Deutsche Bank chief economist Joseph LaVorgna has an eye on asset bubbles. So do others. Let's take a look at a couple of measures starting with a Deutsche Bank measure and see if we can spot a problem.
Those sanguine about U.S. recession risk aren't looking in the right place.
While standard measures of the real economy -- from inflation to the labor market -- nurture the Fed's optimism that the U.S. economy can withstand the impact of rate hikes, Deutsche Bank AG's chief economist Joseph LaVorgna sounds the alarm on financial excesses.
Specifically, a negative feedback loop from financial markets to the real economy could push the U.S. into recession, he says. He cites the ratio of U.S. household net worth to disposable personal income, which is now close an all-time record high, indicating net worth is growing faster than expendable earnings.
The net-worth-to-disposable-income ratio has staged an uptick since September last year, rising from 625 percent to 638 percent in the second-quarter of 2016.
While that is down from its cyclical high in the first quarter of 2015 -- and the record high of 650 percent notched late 2006 -- a ratio firmly above 600 percent portends turbulence, according to the analysts.
They cite the risk households would react negatively to any negative shifts in their net worth -- triggering a contraction in output.
"In the past, when the ratio rose above 600 percent, trouble was lurking," U.S. economists at the German bank write in a report on Tuesday, citing a collapse in the threshold during the bursting of the stock-market and housing bubble in 1999 and 2008, respectively. In this cycle, its increase has been principally driven by soaring stock prices, with house prices still 2 percent below their previous-cycle peak, the economists observe.
For the Fed, rising equity prices are effectively a feature, rather than a bug, of its post-crisis bid to reflate the U.S. economy through positive wealth-effects -- stimulating asset prices to incent consumption.

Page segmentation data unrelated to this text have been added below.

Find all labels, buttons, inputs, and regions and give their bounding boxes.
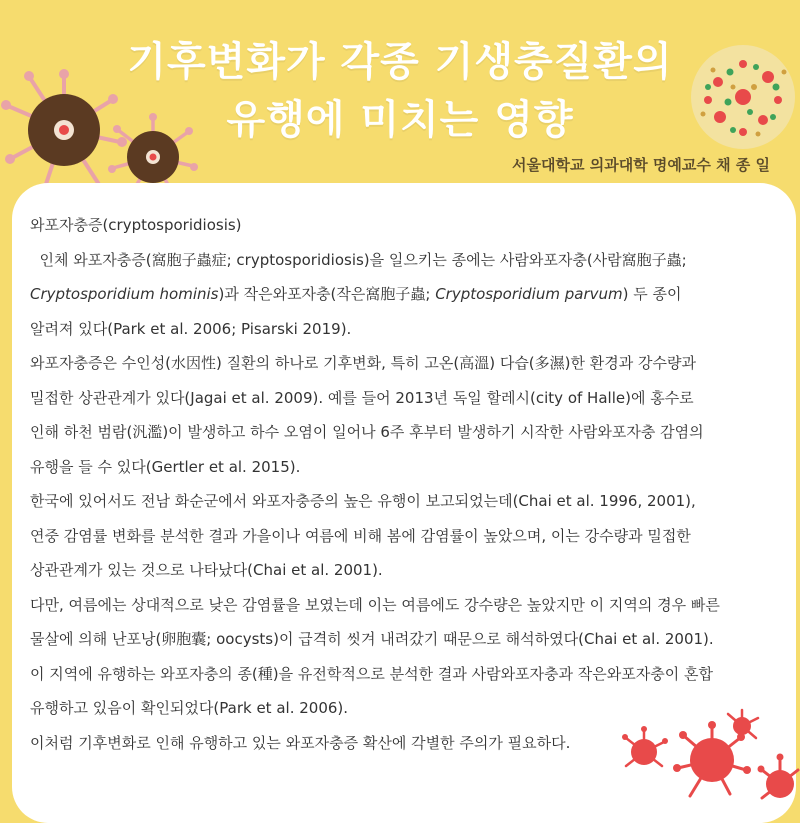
paragraph-3-line-2: 연중 감염률 변화를 분석한 결과 가을이나 여름에 비해 봄에 감염률이 높았으며, 이는 강수량과 밀접한 bbox=[30, 526, 691, 545]
paragraph-4-line-2: 물살에 의해 난포낭(卵胞囊; oocysts)이 급격히 씻겨 내려갔기 때문으로 해석하였다(Chai et al. 2001). bbox=[30, 630, 714, 648]
paragraph-6: 이처럼 기후변화로 인해 유행하고 있는 와포자충증 확산에 각별한 주의가 필요하다. bbox=[30, 733, 571, 752]
paragraph-2-line-2: 밀접한 상관관계가 있다(Jagai et al. 2009). 예를 들어 2013년 독일 할레시(city of Halle)에 홍수로 bbox=[30, 388, 694, 407]
paragraph-2-line-3: 인해 하천 범람(汎濫)이 발생하고 하수 오염이 일어나 6주 후부터 발생하기 시작한 사람와포자충 감염의 bbox=[30, 423, 704, 441]
paragraph-3-line-3: 상관관계가 있는 것으로 나타났다(Chai et al. 2001). bbox=[30, 561, 383, 579]
paragraph-1-line-2: Cryptosporidium hominis)과 작은와포자충(작은窩胞子蟲; Cryptosporidium parvum) 두 종이 bbox=[30, 285, 682, 303]
paragraph-4-line-1: 다만, 여름에는 상대적으로 낮은 감염률을 보였는데 이는 여름에도 강수량은 높았지만 이 지역의 경우 빠른 bbox=[30, 595, 720, 614]
paragraph-5-line-2: 유행하고 있음이 확인되었다(Park et al. 2006). bbox=[30, 699, 349, 717]
red-virus-icons bbox=[620, 708, 800, 800]
section-heading: 와포자충증(cryptosporidiosis) bbox=[30, 216, 242, 234]
paragraph-5-line-1: 이 지역에 유행하는 와포자충의 종(種)을 유전학적으로 분석한 결과 사람와포자충과 작은와포자충이 혼합 bbox=[30, 664, 713, 683]
title-line-2: 유행에 미치는 영향 bbox=[226, 97, 574, 143]
paragraph-2-line-4: 유행을 들 수 있다(Gertler et al. 2015). bbox=[30, 457, 301, 476]
author-credit: 서울대학교 의과대학 명예교수 채 종 일 bbox=[512, 156, 770, 174]
paragraph-2-line-1: 와포자충증은 수인성(水因性) 질환의 하나로 기후변화, 특히 고온(高溫) 다습(多濕)한 환경과 강수량과 bbox=[30, 354, 696, 372]
paragraph-3-line-1: 한국에 있어서도 전남 화순군에서 와포자충증의 높은 유행이 보고되었는데(Chai et al. 1996, 2001), bbox=[30, 492, 696, 510]
article-body bbox=[30, 208, 780, 760]
title-line-1: 기후변화가 각종 기생충질환의 bbox=[127, 39, 673, 85]
paragraph-1-line-1: 인체 와포자충증(窩胞子蟲症; cryptosporidiosis)을 일으키는 종에는 사람와포자충(사람窩胞子蟲; bbox=[39, 250, 687, 269]
paragraph-1-line-3: 알려져 있다(Park et al. 2006; Pisarski 2019). bbox=[30, 319, 352, 338]
virus-cluster-icon bbox=[688, 42, 798, 152]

Buffett Valuation Indicator
Doug Short at Advisor Perspectives discusses Market Cap to GDP: An Updated Look at the Buffett Valuation Indicator.
Market Cap to GDP is a long-term valuation indicator that has become popular in recent years, thanks to Warren Buffett. Back in 2001 he remarked in a Fortune Magazine interview that "it is probably the best single measure of where valuations stand at any given moment."
The raw data for the "Buffett indicator" only goes back as far as the middle of the 20th century. Quarterly GDP dates from 1947, and the Fed's balance sheet has quarterly updates beginning in Q4 1951. With an acknowledgement of this abbreviated timeframe, let's take a look at the plain vanilla quarterly ratio with no effort to interpolate monthly data.
The strange numerator in the chart title, NCBEILQ027S, is the FRED designation for Line 41 in the B.103 balance sheet (Market Value of Equities Outstanding), available on the Federal Reserve website. Incidentally, the numerator is the same series used for a simple calculation of the Q Ratio valuation indicator.
Will Falling Equity Prices Trigger a Recession?
Bloomberg author Sid Verma makes a mistake, but a common one, when he refers to a "negative feedback loop". Such loops are stabilizing actually. What Verma really means is a positive feedback loop with negative consequences.
Stocks are clearly overvalued but will that trigger a recession in and of itself?
Housing Bubble vs. Stock Market Bubbles
The housing bubble was far more widespread than the stock market bubble. In addition, what equity assets most people have are in their IRAs and corporate stock plans, not immediately touchable assets without penalty.
People are far more willing to spend when home prices rise than when stock bubbles form. Home equity lines from 2005-2007 provides all the evidence one needs.
Still a feedback loop with negative consequences is indeed in play. However, a slowdown starts with an attitude shift towards spending, consumer worries about rising health-care costs, and corporate worries over a slowdown in earnings that leads to less hiring.
A spending slowdown by consumers and a slowdown in corporate earnings that leads to less hiring go hand in hand. The stock market will follow, and the cycle feeds on itself until the recession plays out.
LaVorgna has a legitimate worry, but it starts with an attitude change towards spending and hiring, not with a decline in the stock market.